I was pretty lucky – I didn’t have to deal with the kind of toxic jackassery that Marissa details (in high school, at least.  Middle school was another issue).  But her advice and musings are instructive beyond the adolescent experience, beyond the confines of school and work.  They reach to the core of a human being’s need for dignity and individual identity.  I don’t know if I would have been smart enough to heed her advice then.  I know I will at least try now.

*I would actually extend that statement beyond “people who are willing to be as unpleasant as they can get away with,” to a much lower bar of “people who can’t be bothered to extend the barest minimum of basic human courtesies.”


  1. Mrissa goes to Minicon, you should come next year.

  2. I know – I always enjoy reading about it.

    Did you get to meet her yet?

  3. I don’t remember seeing her this year, but I usually spend some time talking in the group she’s in — Pamela Dean is usually the other focal point. One year, we had a batch of college students and they followed them around like an entourage.

    Hmmm, she’s listed as a member (in her married name) but I can’t find any pictures of her, and DD-B always take pictures of her.

  4. She’s been suffering wretchedly from vertigo for the last several months or so, and this year she was a bit lower-profile on this year’s Minicon scene.

  5. Ah, that’s probably it. Too bad about the vertigo! I haven’t seen her commenting as much, either.

  6. Er, hi. Thanks, Jill. Glad you liked.

    And yah, I had a quiet Minicon, mostly parked in one place for hours on end talking to whoever happened by. Timing just happened to be off on dd-b pictures — we were on the same panel, for example, so he wasn’t taking panel pictures, and like that. But neither rain nor snow nor gloom about falling on my head on a daily basis will stay this Mris from her appointed Minicon. I missed most of it last year due to a chest cold from hell. I was absolutely not missing it this year.

    (Having computer time limited to 15-20 minutes at a stretch before I feel nasty again has limited commenting, too. But onwards. Middle ear reliability or bust.)

  7. Mrissa, is this bppv? Are you doing the exercises?

    DD-B got two pictures of my side this year, which is a little odd.

    I always sit in one place (con sales & volunteers) and talk to people who come to me, but I do have the t-shirts to lure them over.

    No middle ear busting!

  8. Er, hi, Mris!

    Yes, I did like. This is the sort of thinking I fervently believe the world needs more of. “Boys/kids/girls/teens will be [same]” is bad, but so is reactionary, prescriptivist rule-making which may begin with good intent but ends in absurdist theatre, often punishing those it originally purported to protect and/or addressing some tangential matter as if the trappings are the cause. (In its most extreme example, perhaps, the Columbine disaster and the talking heads who pointed at the *attire* of the two perpetrators as something that should have been changed).
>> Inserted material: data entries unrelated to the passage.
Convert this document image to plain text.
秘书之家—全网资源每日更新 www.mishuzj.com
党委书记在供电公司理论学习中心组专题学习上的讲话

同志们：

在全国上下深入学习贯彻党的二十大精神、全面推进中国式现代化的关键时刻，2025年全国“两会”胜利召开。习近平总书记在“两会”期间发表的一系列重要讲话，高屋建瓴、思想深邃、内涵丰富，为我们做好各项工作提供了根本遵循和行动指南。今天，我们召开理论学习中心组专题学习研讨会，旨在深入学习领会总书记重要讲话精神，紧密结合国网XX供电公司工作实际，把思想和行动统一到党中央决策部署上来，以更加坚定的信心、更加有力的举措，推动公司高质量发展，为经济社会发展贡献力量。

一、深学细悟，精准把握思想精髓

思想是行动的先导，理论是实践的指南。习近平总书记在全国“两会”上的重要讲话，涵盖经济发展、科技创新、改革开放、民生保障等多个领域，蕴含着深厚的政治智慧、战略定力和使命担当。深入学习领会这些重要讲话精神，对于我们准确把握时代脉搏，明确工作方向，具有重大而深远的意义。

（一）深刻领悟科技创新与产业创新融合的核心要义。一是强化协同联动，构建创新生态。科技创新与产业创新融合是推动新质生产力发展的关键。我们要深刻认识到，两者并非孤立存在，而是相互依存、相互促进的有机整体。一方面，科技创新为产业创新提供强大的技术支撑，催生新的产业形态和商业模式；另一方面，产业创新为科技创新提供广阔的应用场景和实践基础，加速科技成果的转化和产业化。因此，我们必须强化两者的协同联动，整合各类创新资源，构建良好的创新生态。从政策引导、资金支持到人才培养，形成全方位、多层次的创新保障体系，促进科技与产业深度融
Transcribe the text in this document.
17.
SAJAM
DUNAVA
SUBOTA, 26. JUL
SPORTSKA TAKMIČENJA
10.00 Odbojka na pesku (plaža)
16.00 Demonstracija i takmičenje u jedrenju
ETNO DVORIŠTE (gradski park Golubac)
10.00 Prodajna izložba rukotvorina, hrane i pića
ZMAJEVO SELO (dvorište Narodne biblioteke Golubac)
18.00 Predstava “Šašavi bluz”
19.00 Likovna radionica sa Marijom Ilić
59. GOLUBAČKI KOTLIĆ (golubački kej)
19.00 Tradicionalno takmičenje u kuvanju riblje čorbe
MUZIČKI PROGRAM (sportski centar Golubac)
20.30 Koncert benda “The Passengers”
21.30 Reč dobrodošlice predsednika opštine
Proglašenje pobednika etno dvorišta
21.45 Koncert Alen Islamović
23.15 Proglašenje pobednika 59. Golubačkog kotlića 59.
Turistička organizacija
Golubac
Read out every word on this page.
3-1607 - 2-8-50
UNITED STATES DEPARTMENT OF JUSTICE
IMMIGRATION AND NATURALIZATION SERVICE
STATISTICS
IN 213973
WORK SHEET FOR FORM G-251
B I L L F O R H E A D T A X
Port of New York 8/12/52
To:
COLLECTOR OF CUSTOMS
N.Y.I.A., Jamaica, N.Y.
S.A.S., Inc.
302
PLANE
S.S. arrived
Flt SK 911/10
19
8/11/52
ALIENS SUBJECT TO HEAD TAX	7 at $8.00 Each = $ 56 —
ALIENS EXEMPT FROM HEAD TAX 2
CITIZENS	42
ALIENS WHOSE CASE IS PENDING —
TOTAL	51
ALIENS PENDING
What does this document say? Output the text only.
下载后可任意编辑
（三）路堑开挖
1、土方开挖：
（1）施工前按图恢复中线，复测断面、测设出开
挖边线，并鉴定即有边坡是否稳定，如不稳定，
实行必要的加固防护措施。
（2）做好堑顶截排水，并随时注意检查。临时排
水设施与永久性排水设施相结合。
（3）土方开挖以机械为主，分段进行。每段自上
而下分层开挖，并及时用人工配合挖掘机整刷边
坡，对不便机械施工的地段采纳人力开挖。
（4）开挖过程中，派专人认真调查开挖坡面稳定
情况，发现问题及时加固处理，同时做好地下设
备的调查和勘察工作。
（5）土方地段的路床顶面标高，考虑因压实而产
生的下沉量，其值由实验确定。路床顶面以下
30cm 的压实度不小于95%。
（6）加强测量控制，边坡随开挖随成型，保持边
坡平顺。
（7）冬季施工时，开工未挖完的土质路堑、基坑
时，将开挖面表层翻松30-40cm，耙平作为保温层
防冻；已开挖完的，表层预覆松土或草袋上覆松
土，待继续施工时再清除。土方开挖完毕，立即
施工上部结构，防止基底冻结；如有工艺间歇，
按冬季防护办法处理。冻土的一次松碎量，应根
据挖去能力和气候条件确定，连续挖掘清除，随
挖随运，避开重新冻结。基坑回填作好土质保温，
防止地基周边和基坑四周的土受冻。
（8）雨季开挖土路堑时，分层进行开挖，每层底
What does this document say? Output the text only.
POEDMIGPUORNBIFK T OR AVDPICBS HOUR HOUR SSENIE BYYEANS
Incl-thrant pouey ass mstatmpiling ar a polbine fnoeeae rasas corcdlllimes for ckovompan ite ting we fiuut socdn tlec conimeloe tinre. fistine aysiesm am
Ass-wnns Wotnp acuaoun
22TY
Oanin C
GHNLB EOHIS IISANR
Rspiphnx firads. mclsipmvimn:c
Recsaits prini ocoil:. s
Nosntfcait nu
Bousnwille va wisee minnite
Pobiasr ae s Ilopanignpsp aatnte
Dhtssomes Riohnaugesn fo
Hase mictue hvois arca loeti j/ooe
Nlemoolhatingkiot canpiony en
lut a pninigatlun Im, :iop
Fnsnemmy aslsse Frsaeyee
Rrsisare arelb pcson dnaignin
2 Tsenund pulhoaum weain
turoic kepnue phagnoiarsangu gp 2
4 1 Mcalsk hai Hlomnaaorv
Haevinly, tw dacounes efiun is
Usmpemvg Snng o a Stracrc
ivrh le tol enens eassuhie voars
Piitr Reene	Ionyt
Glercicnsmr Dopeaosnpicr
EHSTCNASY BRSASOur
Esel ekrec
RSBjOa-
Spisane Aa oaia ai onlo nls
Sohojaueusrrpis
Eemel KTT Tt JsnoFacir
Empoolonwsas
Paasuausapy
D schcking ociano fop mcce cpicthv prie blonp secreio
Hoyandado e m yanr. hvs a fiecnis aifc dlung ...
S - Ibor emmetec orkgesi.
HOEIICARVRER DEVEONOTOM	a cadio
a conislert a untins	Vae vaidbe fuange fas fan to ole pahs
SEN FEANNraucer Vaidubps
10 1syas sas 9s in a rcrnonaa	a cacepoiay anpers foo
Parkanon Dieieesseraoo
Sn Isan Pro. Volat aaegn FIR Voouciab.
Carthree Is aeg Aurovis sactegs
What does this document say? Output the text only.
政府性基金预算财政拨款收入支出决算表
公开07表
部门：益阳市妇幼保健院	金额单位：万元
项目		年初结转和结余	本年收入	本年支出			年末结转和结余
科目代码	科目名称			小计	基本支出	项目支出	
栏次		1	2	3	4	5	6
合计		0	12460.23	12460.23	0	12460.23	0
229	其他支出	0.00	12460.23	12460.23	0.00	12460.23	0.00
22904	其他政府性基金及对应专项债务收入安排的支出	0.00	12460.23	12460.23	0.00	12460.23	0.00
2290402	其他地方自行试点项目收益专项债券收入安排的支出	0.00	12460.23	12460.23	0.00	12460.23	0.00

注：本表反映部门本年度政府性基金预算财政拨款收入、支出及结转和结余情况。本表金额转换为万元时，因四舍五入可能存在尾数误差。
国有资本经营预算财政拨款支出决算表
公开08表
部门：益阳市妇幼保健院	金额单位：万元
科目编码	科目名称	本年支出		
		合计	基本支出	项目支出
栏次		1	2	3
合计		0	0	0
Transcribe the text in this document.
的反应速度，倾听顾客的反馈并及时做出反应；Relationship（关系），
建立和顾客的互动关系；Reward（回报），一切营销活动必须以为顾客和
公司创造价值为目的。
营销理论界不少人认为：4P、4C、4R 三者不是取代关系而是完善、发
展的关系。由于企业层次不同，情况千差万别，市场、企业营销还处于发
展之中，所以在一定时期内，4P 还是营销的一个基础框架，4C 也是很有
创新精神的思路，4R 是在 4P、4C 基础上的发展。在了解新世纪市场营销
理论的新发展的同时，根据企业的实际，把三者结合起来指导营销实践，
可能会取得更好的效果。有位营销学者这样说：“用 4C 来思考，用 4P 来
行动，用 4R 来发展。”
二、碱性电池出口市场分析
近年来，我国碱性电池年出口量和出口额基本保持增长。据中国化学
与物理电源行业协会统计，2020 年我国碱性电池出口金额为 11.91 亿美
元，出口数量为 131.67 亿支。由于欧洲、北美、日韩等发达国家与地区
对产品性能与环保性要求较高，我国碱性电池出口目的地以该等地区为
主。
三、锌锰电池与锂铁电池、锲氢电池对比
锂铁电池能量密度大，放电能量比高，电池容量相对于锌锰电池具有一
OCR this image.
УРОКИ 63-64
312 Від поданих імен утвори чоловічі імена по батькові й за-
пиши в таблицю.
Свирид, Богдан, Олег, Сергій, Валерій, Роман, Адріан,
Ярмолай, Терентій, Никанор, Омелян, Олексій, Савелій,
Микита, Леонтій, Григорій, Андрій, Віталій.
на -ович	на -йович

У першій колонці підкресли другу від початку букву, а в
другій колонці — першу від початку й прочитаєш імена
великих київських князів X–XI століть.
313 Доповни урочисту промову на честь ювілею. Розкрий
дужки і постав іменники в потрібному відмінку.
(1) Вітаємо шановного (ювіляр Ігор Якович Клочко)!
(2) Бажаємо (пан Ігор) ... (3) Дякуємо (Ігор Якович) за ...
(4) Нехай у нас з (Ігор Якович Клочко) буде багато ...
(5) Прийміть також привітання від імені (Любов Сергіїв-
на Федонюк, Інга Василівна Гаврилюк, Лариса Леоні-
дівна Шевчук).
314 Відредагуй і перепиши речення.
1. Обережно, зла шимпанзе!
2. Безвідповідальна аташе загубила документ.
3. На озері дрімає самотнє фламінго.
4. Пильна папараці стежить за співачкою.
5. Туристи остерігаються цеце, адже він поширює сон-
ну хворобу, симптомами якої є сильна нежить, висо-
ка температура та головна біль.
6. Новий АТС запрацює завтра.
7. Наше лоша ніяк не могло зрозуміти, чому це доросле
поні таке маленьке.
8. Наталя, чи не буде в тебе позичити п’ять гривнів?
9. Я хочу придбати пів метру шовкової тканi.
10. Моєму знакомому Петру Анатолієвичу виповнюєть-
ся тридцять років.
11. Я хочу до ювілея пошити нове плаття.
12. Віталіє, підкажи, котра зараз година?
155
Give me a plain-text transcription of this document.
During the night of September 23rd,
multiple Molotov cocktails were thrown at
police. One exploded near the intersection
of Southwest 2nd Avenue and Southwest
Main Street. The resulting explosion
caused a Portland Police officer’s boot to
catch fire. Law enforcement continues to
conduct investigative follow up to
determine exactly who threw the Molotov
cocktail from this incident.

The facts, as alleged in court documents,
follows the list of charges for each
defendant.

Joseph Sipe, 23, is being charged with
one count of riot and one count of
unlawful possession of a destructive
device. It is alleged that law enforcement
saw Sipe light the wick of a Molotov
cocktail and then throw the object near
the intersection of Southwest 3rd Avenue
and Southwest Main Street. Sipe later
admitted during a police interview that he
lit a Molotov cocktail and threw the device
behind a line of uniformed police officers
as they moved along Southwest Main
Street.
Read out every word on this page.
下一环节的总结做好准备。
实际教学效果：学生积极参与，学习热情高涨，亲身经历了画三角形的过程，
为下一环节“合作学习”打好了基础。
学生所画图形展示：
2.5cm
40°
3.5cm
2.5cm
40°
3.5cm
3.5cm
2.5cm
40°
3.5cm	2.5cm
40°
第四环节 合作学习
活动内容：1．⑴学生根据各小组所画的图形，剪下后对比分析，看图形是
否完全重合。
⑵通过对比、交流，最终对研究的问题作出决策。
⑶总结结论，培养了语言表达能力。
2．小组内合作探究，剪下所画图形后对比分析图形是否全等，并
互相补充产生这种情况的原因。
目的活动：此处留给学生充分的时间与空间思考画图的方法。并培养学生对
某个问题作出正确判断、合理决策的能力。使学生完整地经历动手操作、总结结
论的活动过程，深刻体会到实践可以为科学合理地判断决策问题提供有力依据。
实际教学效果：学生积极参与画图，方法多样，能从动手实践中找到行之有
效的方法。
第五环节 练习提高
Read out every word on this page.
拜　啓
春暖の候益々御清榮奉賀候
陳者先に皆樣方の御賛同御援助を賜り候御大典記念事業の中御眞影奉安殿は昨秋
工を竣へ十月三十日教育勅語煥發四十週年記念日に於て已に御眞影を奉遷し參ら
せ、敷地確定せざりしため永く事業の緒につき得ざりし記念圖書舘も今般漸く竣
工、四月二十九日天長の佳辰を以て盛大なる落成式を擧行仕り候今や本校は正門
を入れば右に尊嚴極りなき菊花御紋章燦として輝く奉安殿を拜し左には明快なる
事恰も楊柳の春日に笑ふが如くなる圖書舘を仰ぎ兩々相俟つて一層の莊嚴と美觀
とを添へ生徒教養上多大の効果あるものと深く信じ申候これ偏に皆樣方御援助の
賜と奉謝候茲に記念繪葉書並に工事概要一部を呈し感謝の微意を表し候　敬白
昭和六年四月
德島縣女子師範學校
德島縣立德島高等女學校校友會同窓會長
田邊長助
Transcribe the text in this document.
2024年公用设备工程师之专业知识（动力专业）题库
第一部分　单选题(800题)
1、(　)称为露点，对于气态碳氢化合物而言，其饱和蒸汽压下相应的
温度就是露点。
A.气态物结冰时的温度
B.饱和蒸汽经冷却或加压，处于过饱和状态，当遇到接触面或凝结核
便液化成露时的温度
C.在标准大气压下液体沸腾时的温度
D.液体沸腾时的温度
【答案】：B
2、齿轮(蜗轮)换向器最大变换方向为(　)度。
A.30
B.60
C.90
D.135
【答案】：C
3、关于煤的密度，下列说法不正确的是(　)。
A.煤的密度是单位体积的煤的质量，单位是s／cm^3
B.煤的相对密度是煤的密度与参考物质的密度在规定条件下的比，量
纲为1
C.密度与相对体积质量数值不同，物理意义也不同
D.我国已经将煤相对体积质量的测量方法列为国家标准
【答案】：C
    Your advice gives space for people to not only be themselves, but also to find perspective and distance from the hideous behavior that ensnares too many.

  9. thank you for pointing me to her writing – especially the only child thing – which you have given me great advice on before. – you seem well adjusted for an only child :) why i have hi hopes for Max!

  10. Marilee, no, alas, not BPPV; that can generally be fixed much faster than this, I hear. It’s damage to the semicircular canals in my left ear from a truly nasty sinus infection awhile ago. So I’m doing clinic PT once a week and home PT three times a day, and it should get better and then stay that way, barring further damage to the ears from future sinus infections or whatever. Basically the PT is trying to train my brain to filter the data that comes in so that it’s giving the right signals again. In the meantime that involves making the dizziness/vertigo much worse.

    Jill, I think too many of the people whose advice is one-size-fit- all want kids to really be about the same “size,” and we really don’t.